52.The Adolescent Health and Development Program, a component of the Philippine Population Management Program, seeks to improve the total well-being of adolescents. The program’s aims for 2017–2022 are as follows:
•Reduce by half the proportion of adolescents aged 15–19 who have begun childbearing;
•Reduce by half the number of pregnancies among adolescents aged 10–14;
•Reduce by half the proportion of repeat pregnancies among adolescents who have begun childbearing.
53.The State implements demand generation and advocacy strategies with key NGO and CSO partners in the following programs:
•Development of training tools for adolescents, e.g., Sexual Health and Personally Effective (SHAPE) Adolescent Modules;
•U4U: Youth-for-Youth Initiative;
•Parent Education on Adolescent Health;
•Information and Service Delivery Network;
•National Population Quiz;
•Adolescent Health-and-Development Independent Film Festival.
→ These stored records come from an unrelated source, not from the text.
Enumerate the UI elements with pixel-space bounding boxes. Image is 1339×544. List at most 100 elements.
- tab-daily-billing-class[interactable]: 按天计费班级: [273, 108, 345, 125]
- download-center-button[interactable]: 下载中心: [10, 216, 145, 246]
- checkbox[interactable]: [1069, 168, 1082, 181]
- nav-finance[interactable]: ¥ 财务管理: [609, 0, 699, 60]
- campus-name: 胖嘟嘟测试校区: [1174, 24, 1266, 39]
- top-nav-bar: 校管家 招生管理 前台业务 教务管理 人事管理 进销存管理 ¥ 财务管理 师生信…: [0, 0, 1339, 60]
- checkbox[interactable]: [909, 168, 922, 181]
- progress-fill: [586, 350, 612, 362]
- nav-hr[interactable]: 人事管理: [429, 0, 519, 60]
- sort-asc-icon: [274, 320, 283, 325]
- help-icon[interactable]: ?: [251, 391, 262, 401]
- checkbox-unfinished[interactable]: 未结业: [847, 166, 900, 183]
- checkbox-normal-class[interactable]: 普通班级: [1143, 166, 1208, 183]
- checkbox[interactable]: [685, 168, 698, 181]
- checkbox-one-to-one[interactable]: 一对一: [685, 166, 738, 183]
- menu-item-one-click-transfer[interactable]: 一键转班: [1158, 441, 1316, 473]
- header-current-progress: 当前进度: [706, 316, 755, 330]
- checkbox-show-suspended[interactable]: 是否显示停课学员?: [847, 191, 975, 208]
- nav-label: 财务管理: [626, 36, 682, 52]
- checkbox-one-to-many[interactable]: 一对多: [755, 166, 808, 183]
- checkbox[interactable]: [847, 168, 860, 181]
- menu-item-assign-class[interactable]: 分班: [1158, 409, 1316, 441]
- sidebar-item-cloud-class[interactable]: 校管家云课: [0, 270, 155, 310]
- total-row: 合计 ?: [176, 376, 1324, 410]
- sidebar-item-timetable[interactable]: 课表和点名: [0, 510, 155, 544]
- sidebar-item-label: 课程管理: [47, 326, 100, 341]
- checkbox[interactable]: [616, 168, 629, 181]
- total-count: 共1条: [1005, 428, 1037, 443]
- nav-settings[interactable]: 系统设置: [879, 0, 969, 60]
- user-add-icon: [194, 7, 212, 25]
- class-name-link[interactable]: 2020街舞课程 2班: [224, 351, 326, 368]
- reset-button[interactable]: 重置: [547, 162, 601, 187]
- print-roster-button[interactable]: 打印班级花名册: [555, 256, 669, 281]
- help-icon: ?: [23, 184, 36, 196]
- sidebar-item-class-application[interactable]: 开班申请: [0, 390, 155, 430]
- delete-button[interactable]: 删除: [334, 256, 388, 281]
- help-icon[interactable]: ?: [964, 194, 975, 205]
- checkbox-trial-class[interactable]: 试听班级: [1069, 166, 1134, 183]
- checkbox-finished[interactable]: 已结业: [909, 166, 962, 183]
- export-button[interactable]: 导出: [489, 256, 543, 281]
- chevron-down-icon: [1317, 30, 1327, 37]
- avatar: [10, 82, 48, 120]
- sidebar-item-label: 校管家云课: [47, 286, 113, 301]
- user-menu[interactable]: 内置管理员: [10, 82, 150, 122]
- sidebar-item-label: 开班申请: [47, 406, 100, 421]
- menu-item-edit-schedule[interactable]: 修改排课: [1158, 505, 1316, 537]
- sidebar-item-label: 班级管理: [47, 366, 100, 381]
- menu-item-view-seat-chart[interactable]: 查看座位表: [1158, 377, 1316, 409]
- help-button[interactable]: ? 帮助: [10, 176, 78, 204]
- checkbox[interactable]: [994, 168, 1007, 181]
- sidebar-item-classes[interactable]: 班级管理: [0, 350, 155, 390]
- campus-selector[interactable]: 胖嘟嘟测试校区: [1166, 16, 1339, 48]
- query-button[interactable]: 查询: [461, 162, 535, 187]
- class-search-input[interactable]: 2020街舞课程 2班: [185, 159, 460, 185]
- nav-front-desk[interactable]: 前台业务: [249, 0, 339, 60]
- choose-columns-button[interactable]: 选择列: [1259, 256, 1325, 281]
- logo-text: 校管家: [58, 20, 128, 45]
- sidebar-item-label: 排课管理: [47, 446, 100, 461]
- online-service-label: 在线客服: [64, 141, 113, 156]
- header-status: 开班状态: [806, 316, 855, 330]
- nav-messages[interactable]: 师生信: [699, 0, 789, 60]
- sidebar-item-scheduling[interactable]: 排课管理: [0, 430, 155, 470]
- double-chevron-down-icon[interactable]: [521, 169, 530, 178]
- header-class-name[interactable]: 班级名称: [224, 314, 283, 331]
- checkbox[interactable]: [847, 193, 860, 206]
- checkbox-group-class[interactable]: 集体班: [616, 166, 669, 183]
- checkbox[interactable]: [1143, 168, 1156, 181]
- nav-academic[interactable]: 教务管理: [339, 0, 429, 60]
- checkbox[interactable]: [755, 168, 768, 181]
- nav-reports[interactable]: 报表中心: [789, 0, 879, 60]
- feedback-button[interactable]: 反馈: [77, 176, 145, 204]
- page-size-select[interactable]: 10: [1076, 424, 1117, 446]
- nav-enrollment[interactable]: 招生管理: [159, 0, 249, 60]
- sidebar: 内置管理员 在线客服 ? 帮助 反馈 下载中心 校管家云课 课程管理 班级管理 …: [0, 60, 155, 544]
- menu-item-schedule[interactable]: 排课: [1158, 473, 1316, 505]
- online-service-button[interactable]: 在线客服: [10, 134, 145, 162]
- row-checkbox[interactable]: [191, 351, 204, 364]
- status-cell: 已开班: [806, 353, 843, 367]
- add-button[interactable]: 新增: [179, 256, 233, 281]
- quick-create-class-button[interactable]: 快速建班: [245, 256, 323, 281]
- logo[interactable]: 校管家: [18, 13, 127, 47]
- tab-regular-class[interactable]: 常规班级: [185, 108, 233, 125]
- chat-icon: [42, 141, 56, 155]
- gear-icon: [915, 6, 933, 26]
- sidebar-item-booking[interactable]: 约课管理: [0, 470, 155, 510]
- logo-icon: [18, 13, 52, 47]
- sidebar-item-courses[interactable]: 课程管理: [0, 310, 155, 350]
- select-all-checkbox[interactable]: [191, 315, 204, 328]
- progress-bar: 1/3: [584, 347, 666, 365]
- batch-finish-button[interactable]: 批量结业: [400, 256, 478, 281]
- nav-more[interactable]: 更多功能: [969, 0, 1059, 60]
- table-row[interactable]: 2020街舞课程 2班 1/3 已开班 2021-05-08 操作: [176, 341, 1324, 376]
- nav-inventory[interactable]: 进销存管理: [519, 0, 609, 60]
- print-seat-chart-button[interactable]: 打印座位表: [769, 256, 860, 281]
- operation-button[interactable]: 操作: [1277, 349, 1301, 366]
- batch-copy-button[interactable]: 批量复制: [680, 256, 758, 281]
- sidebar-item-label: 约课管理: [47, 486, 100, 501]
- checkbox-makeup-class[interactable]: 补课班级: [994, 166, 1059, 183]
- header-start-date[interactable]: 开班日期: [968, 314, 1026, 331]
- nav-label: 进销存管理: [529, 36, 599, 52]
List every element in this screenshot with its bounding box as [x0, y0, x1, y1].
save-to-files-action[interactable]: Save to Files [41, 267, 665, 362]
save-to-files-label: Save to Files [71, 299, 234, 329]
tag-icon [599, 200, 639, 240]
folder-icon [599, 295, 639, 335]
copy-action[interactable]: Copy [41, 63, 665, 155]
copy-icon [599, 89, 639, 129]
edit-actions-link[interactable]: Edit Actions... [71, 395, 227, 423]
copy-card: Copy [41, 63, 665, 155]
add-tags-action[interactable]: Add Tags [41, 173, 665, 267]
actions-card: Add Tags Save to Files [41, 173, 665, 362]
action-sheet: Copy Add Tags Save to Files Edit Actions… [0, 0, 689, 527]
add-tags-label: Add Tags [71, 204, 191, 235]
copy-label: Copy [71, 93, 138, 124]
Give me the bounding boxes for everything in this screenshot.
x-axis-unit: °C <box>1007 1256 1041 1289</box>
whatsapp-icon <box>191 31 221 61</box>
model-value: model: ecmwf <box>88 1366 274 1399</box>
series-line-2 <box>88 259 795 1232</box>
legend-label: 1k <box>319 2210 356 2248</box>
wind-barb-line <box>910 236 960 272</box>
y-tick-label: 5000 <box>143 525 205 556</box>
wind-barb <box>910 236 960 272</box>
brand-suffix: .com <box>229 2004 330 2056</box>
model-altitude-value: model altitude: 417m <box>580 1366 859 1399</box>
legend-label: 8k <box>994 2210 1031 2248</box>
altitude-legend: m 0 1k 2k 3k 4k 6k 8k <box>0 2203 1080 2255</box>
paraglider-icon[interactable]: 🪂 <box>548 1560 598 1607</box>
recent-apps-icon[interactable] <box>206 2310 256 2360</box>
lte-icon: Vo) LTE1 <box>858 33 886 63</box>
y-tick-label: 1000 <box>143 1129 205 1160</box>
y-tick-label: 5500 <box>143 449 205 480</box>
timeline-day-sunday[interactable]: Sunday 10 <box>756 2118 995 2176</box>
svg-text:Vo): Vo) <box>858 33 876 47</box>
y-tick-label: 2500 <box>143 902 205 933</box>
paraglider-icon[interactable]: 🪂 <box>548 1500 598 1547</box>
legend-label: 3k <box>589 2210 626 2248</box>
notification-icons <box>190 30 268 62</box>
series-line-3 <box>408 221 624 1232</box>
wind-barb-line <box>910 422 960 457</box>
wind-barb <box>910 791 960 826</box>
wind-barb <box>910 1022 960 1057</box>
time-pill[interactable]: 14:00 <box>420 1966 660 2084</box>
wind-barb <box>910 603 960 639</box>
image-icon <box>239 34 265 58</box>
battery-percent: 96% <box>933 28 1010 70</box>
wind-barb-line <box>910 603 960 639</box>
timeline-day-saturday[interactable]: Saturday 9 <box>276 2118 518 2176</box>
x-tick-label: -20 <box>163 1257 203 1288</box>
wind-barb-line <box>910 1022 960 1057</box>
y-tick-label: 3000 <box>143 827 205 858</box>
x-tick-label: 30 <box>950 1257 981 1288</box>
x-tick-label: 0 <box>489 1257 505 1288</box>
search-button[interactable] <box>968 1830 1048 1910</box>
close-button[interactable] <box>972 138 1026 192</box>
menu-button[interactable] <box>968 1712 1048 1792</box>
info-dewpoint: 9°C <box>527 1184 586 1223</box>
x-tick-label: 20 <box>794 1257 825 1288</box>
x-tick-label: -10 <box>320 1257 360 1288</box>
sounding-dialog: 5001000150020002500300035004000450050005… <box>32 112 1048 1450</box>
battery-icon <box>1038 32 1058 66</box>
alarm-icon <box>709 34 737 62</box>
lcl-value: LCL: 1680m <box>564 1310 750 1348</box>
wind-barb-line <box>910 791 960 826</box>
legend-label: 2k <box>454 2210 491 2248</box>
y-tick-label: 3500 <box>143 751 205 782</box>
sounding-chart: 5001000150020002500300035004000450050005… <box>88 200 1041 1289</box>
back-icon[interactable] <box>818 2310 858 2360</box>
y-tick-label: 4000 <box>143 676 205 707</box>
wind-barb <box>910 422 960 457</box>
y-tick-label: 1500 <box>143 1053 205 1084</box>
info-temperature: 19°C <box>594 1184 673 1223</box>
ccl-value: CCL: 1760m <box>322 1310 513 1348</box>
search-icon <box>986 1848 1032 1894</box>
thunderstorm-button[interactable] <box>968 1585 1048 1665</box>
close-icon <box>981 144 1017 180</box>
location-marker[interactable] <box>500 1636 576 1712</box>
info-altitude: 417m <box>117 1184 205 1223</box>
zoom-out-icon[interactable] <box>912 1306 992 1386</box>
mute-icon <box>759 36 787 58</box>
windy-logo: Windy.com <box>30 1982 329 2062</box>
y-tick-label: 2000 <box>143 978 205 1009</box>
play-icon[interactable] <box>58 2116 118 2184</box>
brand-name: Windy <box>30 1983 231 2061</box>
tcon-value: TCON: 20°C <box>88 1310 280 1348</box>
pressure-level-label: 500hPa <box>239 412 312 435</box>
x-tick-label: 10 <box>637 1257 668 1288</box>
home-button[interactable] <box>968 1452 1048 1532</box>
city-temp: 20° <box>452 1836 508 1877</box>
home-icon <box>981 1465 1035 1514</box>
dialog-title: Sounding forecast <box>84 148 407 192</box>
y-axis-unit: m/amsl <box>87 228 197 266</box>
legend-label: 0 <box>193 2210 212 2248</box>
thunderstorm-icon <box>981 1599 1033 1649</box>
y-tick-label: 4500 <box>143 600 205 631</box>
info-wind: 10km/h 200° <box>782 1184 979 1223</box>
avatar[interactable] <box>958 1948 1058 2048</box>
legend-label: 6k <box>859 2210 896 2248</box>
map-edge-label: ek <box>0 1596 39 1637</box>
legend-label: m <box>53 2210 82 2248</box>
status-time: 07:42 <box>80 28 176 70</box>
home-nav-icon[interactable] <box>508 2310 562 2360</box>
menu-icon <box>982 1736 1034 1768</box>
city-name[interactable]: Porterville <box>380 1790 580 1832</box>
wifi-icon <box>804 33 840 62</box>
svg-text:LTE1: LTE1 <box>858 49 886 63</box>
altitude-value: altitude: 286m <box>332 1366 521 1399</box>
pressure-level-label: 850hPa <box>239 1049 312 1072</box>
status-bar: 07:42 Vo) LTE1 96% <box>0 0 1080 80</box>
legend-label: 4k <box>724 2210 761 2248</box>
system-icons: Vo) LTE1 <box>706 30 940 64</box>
54.See Annex 5 for details.
Conducting education campaigns to enhance awareness on SRH rights and services
55.The State integrates awareness on SRH rights in certain critical programs, such as the Universal Health Care Program, Conditional Cash Transfer (CCT) Program, and the Responsible Parenthood and Family Planning (RPFP) Program. Under the RPFP alone, some 93,124 classes were conducted by the State and attended by approximately 1.2 million participants. Likewise, in 2017, 83%, or 233,792 of 282,254 women of reproductive age with unmet need for modern FP identified through the CCT program were referred to and served at various health facilities by FP-service providers.
Seeking technical/financial support from international community; strengthening collaboration with CSOs to enhance women’s access to SRH services
56.Mechanisms for the provision of quality SRH services in selected health facilities were developed by the DOH with assistance from development partners.
57.Pursuant to the RPRH Law and its monitoring by the State, several implementing guidelines were issued by agencies, recognizing/encouraging further the assistance, participation and contribution of CSOs.
58.As a result of the State’s encouragement for CSOs to continuously engage on advocacy on health governance, CSOs were capacitated on demand generation for Adolescent and Youth Reproductive Health (AYRH) concerns, particularly on teen facilitation to assist rural health units on AYRH activities and for link-up with service provisions. Other partnerships with CSOs cover advocacy, ASRH information, risks assessment, referral, and progress-tracking for the health and development of OSYs and young parents through outreach.
59.In support of the UN International Conference on Population and Development, FP-2020 and similar multilateral commitments, the State distributed 132,800 subdermal implants to CSO partners after the Supreme Court’s TRO on implants was lifted.
60.A focal point system composed of DOH, USAID, UNFPA, and CSO works on strategies, priorities and activities toward addressing the unmet need for FP and increasing contraceptive use.
61.Technical assistance from USAID’s Regional Implementing Partners has contributed to the overall accomplishment of the FP program in 2017 (Annex 6).